Saat ini, tanda-tanda akan segera muncul Al Mahdi itu telah terjadi, dan kejadian di atas memungkinkan adalah kelanjutan dari tanda yang keempat:
  1. Salju turun di Arab, ini sudah terjadi sejak 2009 dan sampai tahun 2016 lalu salju juga turun di Arab Saudi.
  2. Bumi akan dipenuhi huru hara dan peperangan dan kezaliman yang semakin lama semakin meningkat sehingga hari hari ke depan akan terasa semakin berat. Banyak terjadi pembunuhan seperti di yang saat ini terjadi di Yaman, Suriah, Palestina, Mesir dan lainnya.
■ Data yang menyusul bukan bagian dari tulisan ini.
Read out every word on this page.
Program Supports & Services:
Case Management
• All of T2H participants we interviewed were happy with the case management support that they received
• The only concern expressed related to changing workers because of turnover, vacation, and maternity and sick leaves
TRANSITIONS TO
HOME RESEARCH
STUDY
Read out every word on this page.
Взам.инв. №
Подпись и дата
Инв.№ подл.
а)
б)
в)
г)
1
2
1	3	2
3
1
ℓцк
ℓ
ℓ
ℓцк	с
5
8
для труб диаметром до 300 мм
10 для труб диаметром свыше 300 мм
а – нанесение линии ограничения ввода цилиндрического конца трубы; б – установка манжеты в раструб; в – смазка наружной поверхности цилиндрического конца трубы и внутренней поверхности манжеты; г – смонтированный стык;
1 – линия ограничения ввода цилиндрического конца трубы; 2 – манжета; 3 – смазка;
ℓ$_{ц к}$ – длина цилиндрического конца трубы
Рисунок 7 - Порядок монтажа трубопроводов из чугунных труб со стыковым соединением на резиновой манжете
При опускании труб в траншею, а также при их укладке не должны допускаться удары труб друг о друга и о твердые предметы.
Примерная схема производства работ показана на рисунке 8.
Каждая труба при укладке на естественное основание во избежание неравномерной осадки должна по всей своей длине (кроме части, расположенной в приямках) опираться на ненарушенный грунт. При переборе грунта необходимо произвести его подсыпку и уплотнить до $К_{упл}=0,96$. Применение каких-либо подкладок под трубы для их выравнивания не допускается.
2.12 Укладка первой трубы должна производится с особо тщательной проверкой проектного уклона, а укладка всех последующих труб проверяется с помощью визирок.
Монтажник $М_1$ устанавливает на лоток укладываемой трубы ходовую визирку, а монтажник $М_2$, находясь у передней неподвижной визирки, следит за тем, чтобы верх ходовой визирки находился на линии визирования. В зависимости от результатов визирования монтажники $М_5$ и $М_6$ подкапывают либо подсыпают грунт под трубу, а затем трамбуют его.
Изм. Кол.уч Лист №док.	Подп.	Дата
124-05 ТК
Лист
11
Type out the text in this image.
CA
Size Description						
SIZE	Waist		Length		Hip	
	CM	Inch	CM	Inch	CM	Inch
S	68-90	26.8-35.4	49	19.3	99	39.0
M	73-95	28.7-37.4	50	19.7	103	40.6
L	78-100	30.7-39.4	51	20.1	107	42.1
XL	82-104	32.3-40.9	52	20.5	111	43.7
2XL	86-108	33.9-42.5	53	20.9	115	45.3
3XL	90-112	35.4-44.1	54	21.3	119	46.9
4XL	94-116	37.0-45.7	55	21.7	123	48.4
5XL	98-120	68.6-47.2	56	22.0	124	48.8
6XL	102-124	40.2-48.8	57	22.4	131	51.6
  3. Banyak fitnah/kezaliman yang terjadi di negeri Syam seperti yang terjadi saat ini di Suriah oleh rezim Basar As’ad atau kekejaman di Palestina oleh Israel
  4. Wafatnya seorang Raja Arab lalu 3 putera mahkotanya saling ribut atau konflik. Saat ini Raja Abdullah di Arab Saudi telah wafat dan 3 putra mahkota berikutnya saling gaduh karena memiliki perbedaan prinsip dan karakter. Tiga putra mahkota tersebut yaitu Raja Salman, Thalal dan Mukrim. Raja Salman dilantik menggantikan mendiang Raja Abdullah pada Januari 2015. Beliau termasuk orang sholeh dan anti maksiat dan hafidz Quran. Sedangkan Thalal memiliki kekuatan ekonomi bahkan salah satu orang terkaya dunia. Namun ia ahli maksiat. Sementara itu Mukrim loyalitasnya lebih ke Yahudi dan Amerika. Raja Salman telah mengusir Thalal dari kerajaan sedangkan Raja Salman membiarkan Mukrim tetap di kerajaan namun telah mencabut hak beliau sebagai raja berikutnya. Namun ke depannya, kegaduhan antara 3 putra mahkota tersebut akan terus terjadi.
Fakta-fakta di atas menjadi referensi bagi kita untuk senantiasa mengingat hari kiamat dan semoga menambah keyakinan serta keimanan kita, dalam rangka mempersiapkan diri menhadapi dunia selanjutnya dengan ketaqwaan kepada Allah SWT.